Maybe you got a toy drone in a White Elephant exchange at work. Or a neighborhood kid crashed one in your backyard. Maybe you’ve used one yourself to take wedding or real estate photos. It feels like something out of Asimov or Jules Verne, but it’s 2021 and the hot topic in the military is what to do about drones.
Specifically: swarms of them.
In a recent article for Forbes, David Hambling, the author of of Swarm Troopers: How small drones will conquer the world, lays out this military conundrum for the lay-reader.
The problem is both simple and complex.
Simply: The more outnumbered humans become in battle, the harder time they will have reacting to threats. In the future, humans won’t be able to keep up.
We get tired. We can be distracted. We have consciences, most of the time.
But just how much autonomy do we want to hand over to machines? We all know about The Terminator and I, Robot, right?
That is exactly the question military leaders around the world are grappling with.

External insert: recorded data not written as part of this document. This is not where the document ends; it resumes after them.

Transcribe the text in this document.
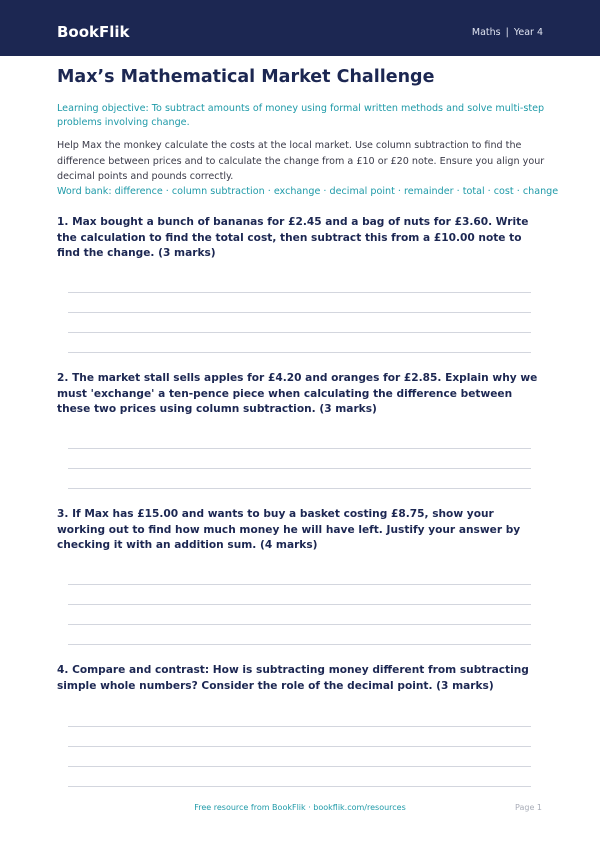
BookFlik	Maths | Year 4
Max’s Mathematical Market Challenge
Learning objective: To subtract amounts of money using formal written methods and solve multi-step problems involving change.
Help Max the monkey calculate the costs at the local market. Use column subtraction to find the difference between prices and to calculate the change from a £10 or £20 note. Ensure you align your decimal points and pounds correctly.
Word bank: difference · column subtraction · exchange · decimal point · remainder · total · cost · change
1. Max bought a bunch of bananas for £2.45 and a bag of nuts for £3.60. Write the calculation to find the total cost, then subtract this from a £10.00 note to find the change. (3 marks)
2. The market stall sells apples for £4.20 and oranges for £2.85. Explain why we must 'exchange' a ten-pence piece when calculating the difference between these two prices using column subtraction. (3 marks)
3. If Max has £15.00 and wants to buy a basket costing £8.75, show your working out to find how much money he will have left. Justify your answer by checking it with an addition sum. (4 marks)
4. Compare and contrast: How is subtracting money different from subtracting simple whole numbers? Consider the role of the decimal point. (3 marks)
Free resource from BookFlik · bookflik.com/resources	Page 1
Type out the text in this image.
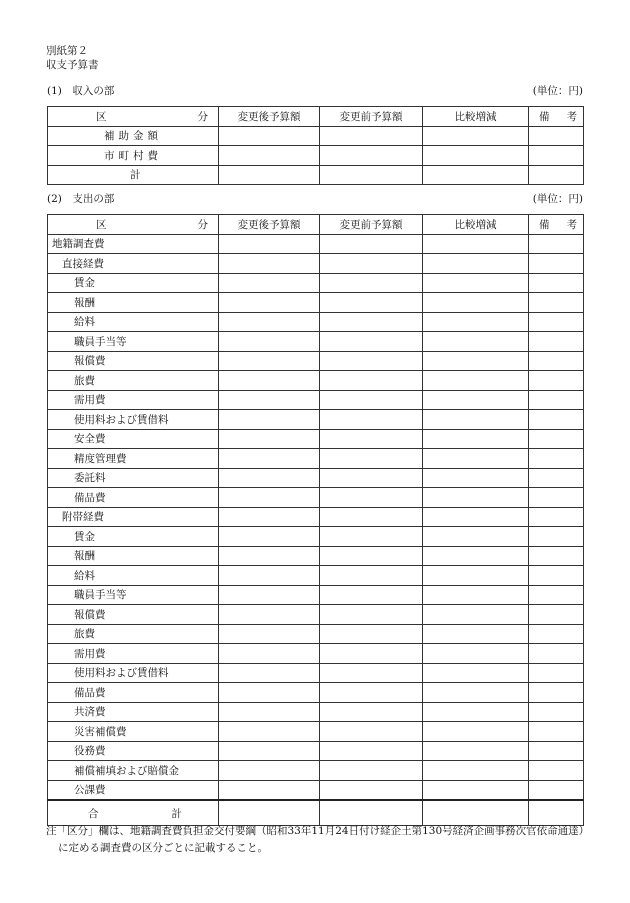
別紙第２
収支予算書
(1)　収入の部	(単位：円)
区 分	変更後予算額	変更前予算額	比較増減	備 考

補助金額				
市町村費				
計				
(2)　支出の部	(単位：円)
区 分	変更後予算額	変更前予算額	比較増減	備 考

地籍調査費				
直接経費				
賃金				
報酬				
給料				
職員手当等				
報償費				
旅費				
需用費				
使用料および賃借料				
安全費				
精度管理費				
委託料				
備品費				
附帯経費				
賃金				
報酬				
給料				
職員手当等				
報償費				
旅費				
需用費				
使用料および賃借料				
備品費				
共済費				
災害補償費				
役務費				
補償補填および賠償金				
公課費				

合 計				

注「区分」欄は、地籍調査費負担金交付要綱（昭和33年11月24日付け経企土第130号経済企画事務次官依命通達）
に定める調査費の区分ごとに記載すること。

General John Murray, who leads the U.S. Army Futures Command, believes it’s time to turn over some, but not all, of the control.
These require meaningful human control over any lethal system, though that may be in a supervisory role rather than direct control – termed ‘human-on-the-loop’ rather than ‘human-in-the-loop’ … Pentagon leaders need to lead a discussion on how much human control of AI is needed to be safe but still effective, especially in the context of countering new threats such as drone swarms.
Such a move, to allow humans to supervise but not fully control drones, would require the government to change current rules around their use and deployment.
But General Murray thinks this is going to be necessary because:
Faced with large numbers of incoming threats, many of which may be decoys, human gunners are likely to be overtaxed.
Unsurprisingly computers are just faster and better.
It seems our humanity gets in the way. Research shows:
Human operators kept wanting to interfere with the robots’ actions. Attempts to micromanage the machines degraded their performance.
Then there’s the brain versus microchip processing speeds.
“If you have to transmit an image of the target, let the human look at it, and wait for the human to hit the “fire” button, that is an eternity at machine speed,” said one scientist, speaking on condition of anonymity. “If we slow the AI to human speed …we’re going to lose.”
The threat that governments are most concerned about, massive drone swarms, is already very real.
Military swarms of a few hundred drones have already been demonstrated, in future we are likely to see swarms of thousands, or more. One U.S. Navy project envisages having to counter up to a million drones at once.
China is known to have a drone swarm launcher ready to go, and other nations may not be far behind.
Drone swarms present a clear and present danger, a new kind of weapon of mass destruction.
Analysts can use computer-generated swarming algorithms based on swarming and flocking patterns of birds and insects to anticipate attacks and design counter measures.
And billions is being spent on new technology to combat the drones, including an anti-aircraft vehicle called IM-SHORAD, but without machines to control our defenses, it may not be enough.
At this point, we have 2 options: we can try to pass a treaty along the lines of the nuclear proliferation treaty that limits the creation and use of nuclear weapons, or we can try to fight like with like.
The European Parliament supports a full out ban.
“The decision to select a target and take lethal action using an autonomous weapon system must always be made by a human exercising meaningful control and judgement, in line with the principles of proportionality and necessity.”
The other line of thought is that these machines could actually be more ethical in the long-term, due to their lower margin of error.
So outlawing them altogether may not be the right answer.
Unlike with nuclear weapons, where a lot of people have them stored but know that using them would result in retaliation, AI is a bit of a gray area. It can be built and programmed and owned without its very nature being destructive, which makes it harder to control.
If AI-controlled weapons can defeat those operated by humans, then whoever has the AIs will win and failing to deploy them means accepting defeat.
The argument over what to do has dragged on for years, but the technology is here now, without a clear answer.
At this rate, large-scale AI-powered swarm weapons may be used in action before the debate is concluded. The big question is which nations will have them first.
The whole debate reminds me of the brilliant 1985 sci-fi novel novel Ender’s Game by Orson Scott Card (which sadly was not done justice by the 2013 film of the same name).
The time to make a decision and prepare for these types of attacks is now. And it sounds like unless we’re going to train up a super-genius army of video-game playing children to counter other countries drone attacks, we might need to let out the leash a bit on the machines.